这话如同一根淬了冰的针,毫无征兆地扎入心底。
傅云涧首次听闻,是在李兵醉酒后的胡言乱语中。那日,他刚将李兵从酒局拖出,对方趴在车门上吐得昏天黑地,嘴里却不停地念叨:“杜曼娜那娘们……跟她妈一个德行……港城夜总会的陪酒女……教出来的种……也只会卖……”
傅云涧的手瞬间攥紧方向盘,指节泛白。他忆起杜迦萝每次提及姐姐时躲闪的眼神,还有她藏在袖口里的伤痕——上次杜曼娜来傅家闹事,是杜迦萝死死阻拦,被推倒在茶几角磕出的淤青。原来那些难以言说的难堪,早已在她心上刻下无数伤痕。
他未将李兵的话告知杜迦萝,只是从那日起,每次杜曼娜上门,他都会让保镖直接拦在门外,杜绝她与杜迦萝见面的机会。他以为这样便能护她周全,却忽略了有些流言如同藤蔓,会顺着墙缝潜入院子,无声无息地缠绕上那个总是低着头的姑娘。

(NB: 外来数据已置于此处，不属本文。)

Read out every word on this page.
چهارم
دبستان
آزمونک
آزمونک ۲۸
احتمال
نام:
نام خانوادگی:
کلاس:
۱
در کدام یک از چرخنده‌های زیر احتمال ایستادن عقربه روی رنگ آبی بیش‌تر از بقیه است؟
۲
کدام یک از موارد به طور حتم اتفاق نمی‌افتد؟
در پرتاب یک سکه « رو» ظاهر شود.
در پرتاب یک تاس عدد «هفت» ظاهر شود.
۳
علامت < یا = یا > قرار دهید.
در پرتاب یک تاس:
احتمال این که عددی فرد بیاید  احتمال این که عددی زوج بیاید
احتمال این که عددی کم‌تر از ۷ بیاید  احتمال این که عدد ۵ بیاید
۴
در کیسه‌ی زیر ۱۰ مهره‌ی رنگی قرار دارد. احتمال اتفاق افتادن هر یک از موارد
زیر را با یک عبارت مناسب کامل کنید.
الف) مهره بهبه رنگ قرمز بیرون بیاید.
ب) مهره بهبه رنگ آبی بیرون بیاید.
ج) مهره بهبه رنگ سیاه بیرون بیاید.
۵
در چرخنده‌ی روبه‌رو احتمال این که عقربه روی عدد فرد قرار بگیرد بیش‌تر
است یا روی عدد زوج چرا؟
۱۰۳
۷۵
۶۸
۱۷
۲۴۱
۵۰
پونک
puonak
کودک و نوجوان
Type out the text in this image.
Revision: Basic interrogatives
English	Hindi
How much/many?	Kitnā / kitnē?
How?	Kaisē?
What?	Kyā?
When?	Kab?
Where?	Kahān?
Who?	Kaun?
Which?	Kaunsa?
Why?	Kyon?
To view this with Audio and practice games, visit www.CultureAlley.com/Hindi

那日他提前归家,本想给她个惊喜,却在花园角落听到她与管家的对话。杜迦萝的声音轻柔且颤抖:“张叔,他们说……说我姐姐的妈妈是……是那种人……是真的吗?”
管家轻叹一声:“三小姐,那些闲言碎语别放在心上,与您无关……”
“可他们会连我一起骂的。”她吸了吸鼻子,“他们说我们姐妹俩……都是一路货色……”
傅云涧站在月桂树后,看着她将脸埋进膝盖,肩膀颤抖得如同秋风中的落叶,忽然觉得自己先前做的一切都远远不够。他以为挡住了人,就能挡住流言,却不知那些话语早已在她心底生根发芽,长成了刺,轻轻触碰便疼痛钻心。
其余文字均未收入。